Friedrich Wettstein, Ritter von Westersheim (24 June 1895 - 12 February 1945) was an Austrian botanist.

==Academic career==
Fritz Wettstein was the son of botanist Richard Wettstein, the brother of zoologist Otto von Wettstein, and the father of plant geneticist Diter von Wettstein. From 1925, he was professor at the University of Göttingen, in 1931 at the Ludwig-Maximilians-Universität München, and in 1934 director of the Kaiser Wilhelm Institute for Biology in Berlin-Dahlem.

Wettstein made a major contribution to botanical and genetical science. He worked especially on cytoplasmic inheritance in mosses and fireweed.
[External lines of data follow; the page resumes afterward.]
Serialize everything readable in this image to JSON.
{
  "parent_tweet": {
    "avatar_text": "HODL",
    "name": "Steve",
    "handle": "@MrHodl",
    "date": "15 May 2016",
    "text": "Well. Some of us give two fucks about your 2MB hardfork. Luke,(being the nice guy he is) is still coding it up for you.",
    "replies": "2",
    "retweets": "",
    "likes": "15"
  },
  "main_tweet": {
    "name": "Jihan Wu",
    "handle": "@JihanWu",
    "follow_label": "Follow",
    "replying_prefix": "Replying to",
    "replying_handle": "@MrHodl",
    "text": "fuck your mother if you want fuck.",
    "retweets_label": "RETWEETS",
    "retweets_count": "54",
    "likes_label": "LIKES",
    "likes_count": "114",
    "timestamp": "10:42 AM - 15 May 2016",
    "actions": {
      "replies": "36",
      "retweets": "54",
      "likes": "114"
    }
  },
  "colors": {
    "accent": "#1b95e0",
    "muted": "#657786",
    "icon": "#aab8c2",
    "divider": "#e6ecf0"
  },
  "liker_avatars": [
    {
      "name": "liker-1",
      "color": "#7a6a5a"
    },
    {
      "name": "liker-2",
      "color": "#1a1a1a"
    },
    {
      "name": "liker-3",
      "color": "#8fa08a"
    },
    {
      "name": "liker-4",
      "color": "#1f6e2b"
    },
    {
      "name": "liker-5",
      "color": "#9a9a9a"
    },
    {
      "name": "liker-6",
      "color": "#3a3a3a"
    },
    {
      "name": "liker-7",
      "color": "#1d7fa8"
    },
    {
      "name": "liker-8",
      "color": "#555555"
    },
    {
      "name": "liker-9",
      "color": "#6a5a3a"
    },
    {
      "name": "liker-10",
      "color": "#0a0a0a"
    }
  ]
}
Following Erwin Baur at the Kaiser Wilhelm Institut, Berlin-Dahlem, he investigated hybrids and polyploids of mosses, and advanced the understanding of the relationships and characteristics of polyploid forms.

==National Socialist period==
Historian Sheila Faith Weiss has described von Wettstein as one of several Kaiser Wilhelm Society geneticists whose international activities during the Third Reich served the aims of German foreign and cultural policy. In 1937, von Wettstein visited the United States after an invitation from the Carnegie Institution of Washington's genetics department at Cold Spring Harbor; on the same trip, he also gave a talk at the American Genetics Society meeting in Indianapolis. Weiss argues that his report on the trip combined observations on American scientific organization with recommendations for strengthening German genetics and countering anti-German opinion abroad.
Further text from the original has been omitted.